Les personnes concernées le savent : la saison du pollen a sonné ! Pour alerter au mieux les plus fragiles, le Réseau national de surveillance aérobiologique (RNSA) a placé Haute-Vienne, Creuse et Corrèze, en alerte en raison de la pollinisation des bouleaux en cette fin mars. Ils seront bientôt rejoints par les graminées.

Attention au pollen ! Près de 70 départements de métropole sont placés, ce 2 avril, en "risque d'allergie élevé" par le Réseau national de surveillance aérobiologique (RNSA). Sur la carte diffusée par l'organisme, ces départements colorés en rouge se trouvent au nord d'une ligne tirée de La Rochelle à Marseille, dont le Limousin fait partie.

Pourquoi cette alerte ? Le RNSA prévient les populations lorsque les plantes allergisantes commencent à émettre du pollen. En ce moment, fin mars, ce sont principalement les bouleaux qui commencent à disperser au vent leurs grains en France. "Le bouleau commence à émettre du pollen, et rejoint l'aulne et le saule qui le font déjà depuis le début de l'année. Pour le noisetier, c'est fini," souligne Olivier Juniat, jardinier à l'Établissement de santé de Sainte-Feyre (Creuse).

Les pollinariums, des jardins - observatoires

Le jardinier s'occupe du pollinarium de l'hôpital, le seul en Limousin avec celui du jardin de l'Évêché à Limoges. Dans ces lieux sont regroupés des échantillons d'espèces allergisantes locales, qui sont observées chaque jour pour détecter leur période de pollinisation. Dès qu'un plant commence à émettre des grains, une newsletter est envoyée aux abonnés du réseau alertepollens.org. Cela permet de prévenir rapidement les personnes allergiques pour qu'elles prennent leurs dispositions - des traitements par exemple - lorsque le pollen point.

L'avantage d'un pollinarium, c'est de pouvoir observer au jour le jour l'apparition de pollen chez les plantes, dont la date diffère d'année en année et en fonction des régions. Cette année par exemple, les bouleaux ont fleuri un peu plus tôt que d’habitude, avec une semaine d’avance, en raison de l'hiver doux. "Et vu la météo prévue ce week-end, les graminés vont s'y mettre aussi : on ne va pas tarder à lancer une alerte sur la flouve odorante et le vulpin des prés, explique Olivier Juniat. Les graminés, ce sont des plantes très communes dans nos pelouses, qu'on ne suspecte pas forcément en ville lorsque les pelouses sont régulièrement tondues."

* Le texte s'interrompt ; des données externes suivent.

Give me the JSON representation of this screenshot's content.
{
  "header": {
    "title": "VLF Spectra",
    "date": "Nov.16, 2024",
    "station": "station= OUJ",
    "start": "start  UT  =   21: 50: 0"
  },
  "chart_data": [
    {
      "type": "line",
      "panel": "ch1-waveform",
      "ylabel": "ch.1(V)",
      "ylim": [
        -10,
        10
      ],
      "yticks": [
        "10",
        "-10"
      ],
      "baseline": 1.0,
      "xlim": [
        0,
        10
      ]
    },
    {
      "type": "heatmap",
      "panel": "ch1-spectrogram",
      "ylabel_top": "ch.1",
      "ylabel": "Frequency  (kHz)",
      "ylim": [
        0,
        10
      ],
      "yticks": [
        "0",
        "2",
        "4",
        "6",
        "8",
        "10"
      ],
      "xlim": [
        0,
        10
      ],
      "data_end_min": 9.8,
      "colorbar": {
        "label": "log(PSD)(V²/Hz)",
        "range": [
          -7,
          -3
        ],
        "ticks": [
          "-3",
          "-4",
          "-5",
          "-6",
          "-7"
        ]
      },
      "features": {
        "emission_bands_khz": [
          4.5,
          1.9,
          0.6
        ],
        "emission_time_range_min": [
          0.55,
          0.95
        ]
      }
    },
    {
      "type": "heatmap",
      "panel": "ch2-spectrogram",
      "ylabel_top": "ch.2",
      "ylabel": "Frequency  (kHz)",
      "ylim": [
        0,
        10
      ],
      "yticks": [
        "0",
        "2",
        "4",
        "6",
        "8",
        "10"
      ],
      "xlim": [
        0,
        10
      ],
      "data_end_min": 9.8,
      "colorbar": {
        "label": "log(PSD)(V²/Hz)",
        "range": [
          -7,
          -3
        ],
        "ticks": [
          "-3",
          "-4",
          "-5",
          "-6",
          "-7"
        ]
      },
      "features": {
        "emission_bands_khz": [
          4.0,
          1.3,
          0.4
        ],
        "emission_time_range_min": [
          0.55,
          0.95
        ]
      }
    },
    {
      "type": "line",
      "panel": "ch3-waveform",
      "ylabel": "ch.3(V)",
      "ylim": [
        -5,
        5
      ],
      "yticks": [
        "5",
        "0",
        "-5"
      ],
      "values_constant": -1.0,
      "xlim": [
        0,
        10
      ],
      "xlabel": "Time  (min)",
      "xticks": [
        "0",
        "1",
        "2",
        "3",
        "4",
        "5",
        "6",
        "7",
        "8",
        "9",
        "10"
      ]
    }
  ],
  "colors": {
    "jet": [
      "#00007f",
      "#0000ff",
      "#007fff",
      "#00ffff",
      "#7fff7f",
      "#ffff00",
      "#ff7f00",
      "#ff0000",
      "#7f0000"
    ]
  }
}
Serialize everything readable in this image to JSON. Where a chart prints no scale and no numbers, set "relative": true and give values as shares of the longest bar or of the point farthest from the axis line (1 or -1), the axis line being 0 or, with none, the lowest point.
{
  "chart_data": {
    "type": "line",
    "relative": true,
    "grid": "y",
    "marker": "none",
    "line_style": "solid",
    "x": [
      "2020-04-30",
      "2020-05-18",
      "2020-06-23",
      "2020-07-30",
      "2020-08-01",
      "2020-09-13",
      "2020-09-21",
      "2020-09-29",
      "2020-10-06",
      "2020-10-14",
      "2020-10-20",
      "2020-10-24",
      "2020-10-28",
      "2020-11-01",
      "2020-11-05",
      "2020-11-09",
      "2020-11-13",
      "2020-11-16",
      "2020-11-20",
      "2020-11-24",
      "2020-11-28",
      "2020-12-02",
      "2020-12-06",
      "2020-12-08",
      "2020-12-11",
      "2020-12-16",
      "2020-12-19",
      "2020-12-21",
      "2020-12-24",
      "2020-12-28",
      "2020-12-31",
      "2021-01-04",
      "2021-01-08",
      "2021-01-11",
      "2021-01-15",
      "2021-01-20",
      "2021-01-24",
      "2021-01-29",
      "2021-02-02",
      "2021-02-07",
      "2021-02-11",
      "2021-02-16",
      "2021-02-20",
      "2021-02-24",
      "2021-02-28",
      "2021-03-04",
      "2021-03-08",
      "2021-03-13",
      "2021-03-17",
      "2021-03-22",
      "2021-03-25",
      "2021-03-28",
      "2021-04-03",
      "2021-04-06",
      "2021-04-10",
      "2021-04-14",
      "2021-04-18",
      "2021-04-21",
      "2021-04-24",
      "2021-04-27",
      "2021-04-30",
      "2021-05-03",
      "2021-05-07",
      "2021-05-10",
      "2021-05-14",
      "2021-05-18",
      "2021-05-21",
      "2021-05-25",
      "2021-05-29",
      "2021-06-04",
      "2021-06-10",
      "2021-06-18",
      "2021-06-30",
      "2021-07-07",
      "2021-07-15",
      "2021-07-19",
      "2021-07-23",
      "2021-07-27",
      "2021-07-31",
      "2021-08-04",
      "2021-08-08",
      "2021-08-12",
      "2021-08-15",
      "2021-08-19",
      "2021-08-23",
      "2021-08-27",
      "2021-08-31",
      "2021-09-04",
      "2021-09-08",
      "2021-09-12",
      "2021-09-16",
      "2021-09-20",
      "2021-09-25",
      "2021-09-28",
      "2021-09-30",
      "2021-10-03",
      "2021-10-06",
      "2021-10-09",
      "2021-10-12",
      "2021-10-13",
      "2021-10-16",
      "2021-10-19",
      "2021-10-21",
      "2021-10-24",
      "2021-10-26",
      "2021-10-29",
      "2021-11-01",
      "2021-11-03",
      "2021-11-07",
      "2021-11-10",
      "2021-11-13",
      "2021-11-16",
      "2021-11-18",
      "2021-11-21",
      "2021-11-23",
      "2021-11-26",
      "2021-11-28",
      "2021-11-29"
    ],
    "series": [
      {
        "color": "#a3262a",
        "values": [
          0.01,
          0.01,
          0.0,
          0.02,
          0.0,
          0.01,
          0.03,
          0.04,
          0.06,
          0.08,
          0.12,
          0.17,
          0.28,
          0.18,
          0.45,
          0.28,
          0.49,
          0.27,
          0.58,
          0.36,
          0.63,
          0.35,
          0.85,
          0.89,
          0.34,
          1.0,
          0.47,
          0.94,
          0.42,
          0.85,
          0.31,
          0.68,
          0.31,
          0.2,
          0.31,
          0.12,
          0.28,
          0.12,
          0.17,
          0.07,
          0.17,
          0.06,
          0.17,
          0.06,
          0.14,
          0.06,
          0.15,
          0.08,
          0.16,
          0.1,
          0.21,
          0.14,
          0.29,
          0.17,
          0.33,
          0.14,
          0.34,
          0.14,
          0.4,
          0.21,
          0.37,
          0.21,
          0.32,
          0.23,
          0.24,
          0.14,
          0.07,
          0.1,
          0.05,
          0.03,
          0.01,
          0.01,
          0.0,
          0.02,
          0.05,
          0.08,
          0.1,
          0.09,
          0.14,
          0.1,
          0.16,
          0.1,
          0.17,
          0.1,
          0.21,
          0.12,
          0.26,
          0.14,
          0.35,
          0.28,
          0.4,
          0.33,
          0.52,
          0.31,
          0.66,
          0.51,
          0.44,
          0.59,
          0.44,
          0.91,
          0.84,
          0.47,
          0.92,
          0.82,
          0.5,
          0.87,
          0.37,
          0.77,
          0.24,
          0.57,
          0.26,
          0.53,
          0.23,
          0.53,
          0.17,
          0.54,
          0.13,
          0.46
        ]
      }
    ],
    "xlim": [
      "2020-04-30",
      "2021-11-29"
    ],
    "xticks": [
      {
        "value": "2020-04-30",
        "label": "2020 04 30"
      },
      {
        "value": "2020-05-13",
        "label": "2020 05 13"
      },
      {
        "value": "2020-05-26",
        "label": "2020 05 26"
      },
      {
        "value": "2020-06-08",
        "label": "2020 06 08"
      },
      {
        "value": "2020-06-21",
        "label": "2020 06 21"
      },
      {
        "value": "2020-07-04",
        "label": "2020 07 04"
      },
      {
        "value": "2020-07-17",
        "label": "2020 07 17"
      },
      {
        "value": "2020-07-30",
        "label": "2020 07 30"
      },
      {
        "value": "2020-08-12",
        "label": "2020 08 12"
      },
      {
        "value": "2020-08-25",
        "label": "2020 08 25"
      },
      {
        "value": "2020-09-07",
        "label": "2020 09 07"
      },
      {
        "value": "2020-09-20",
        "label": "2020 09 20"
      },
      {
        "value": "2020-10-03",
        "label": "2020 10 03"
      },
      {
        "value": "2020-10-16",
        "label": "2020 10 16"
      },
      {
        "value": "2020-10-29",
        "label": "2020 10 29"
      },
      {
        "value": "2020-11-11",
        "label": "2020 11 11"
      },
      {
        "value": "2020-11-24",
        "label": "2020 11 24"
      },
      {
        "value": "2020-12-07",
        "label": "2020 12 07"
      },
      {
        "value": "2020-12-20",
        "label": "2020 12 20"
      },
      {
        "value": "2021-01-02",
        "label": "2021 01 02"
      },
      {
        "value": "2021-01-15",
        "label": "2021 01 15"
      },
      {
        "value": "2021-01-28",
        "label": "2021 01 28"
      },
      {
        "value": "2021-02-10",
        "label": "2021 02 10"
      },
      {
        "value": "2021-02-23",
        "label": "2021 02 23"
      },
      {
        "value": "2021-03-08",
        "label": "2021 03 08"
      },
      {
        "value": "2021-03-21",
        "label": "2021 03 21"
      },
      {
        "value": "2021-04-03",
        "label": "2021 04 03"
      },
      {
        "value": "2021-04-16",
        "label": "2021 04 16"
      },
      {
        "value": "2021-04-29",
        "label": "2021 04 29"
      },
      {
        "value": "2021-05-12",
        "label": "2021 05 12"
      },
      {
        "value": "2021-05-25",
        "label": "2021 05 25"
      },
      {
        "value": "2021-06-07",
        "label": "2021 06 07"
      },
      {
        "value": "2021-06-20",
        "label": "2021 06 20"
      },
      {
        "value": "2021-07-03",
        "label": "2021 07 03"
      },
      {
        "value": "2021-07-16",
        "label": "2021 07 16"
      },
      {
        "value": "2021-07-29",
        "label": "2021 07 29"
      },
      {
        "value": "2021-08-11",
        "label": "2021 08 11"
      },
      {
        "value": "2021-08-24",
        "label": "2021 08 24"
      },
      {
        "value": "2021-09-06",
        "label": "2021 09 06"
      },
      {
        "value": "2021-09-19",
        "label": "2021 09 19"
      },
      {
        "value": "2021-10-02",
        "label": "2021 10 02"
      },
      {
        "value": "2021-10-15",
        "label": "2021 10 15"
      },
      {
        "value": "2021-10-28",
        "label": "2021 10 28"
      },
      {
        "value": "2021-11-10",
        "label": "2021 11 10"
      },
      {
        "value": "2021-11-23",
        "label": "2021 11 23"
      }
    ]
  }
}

Pour rappel, le pollen est composé de petits grains qui permettent à certains types de plantes de se reproduire. Il est parfois porté par les insectes, comme beaucoup de fleurs, ou dispersés par l'action du vent. Seuls certains pollens sont allergisants chez l’humain : ils peuvent provoquer des démangeaisons des yeux, du nez et de la gorge, ou encore un nez qui coule, des éternuements, voire maux de tête. Ces symptômes qui peuvent être exacerbés par les épisodes de pollution atmosphérique qu’on peut connaître de façon chronique aujourd'hui.

Quelques règles simples pour se protéger

Il faut déjà savoir que les émissions de pollens s’intensifient avec le soleil, que le vent les fait voler et, qu’on contraire, la pluie les tasse au sol.

Il est bon d’aérer sa maison en dehors de la journée, très tôt le matin ou très tard le soir. Lorsqu’on prend la voiture, il vaut mieux éviter de rouler les fenêtres ouvertes.

Quand on souffre d'allergies, il est recommandé de se rincer les cheveux tous les soirs, car les pollens se collent au niveau de la chevelure et on peut les respirer la nuit sur l’oreiller.

Pour la même raison, lorsqu’on lave son linge, Il vaut mieux privilégier un séchage en intérieur en période d'allergies pour éviter que les pollens ne collent aux textiles.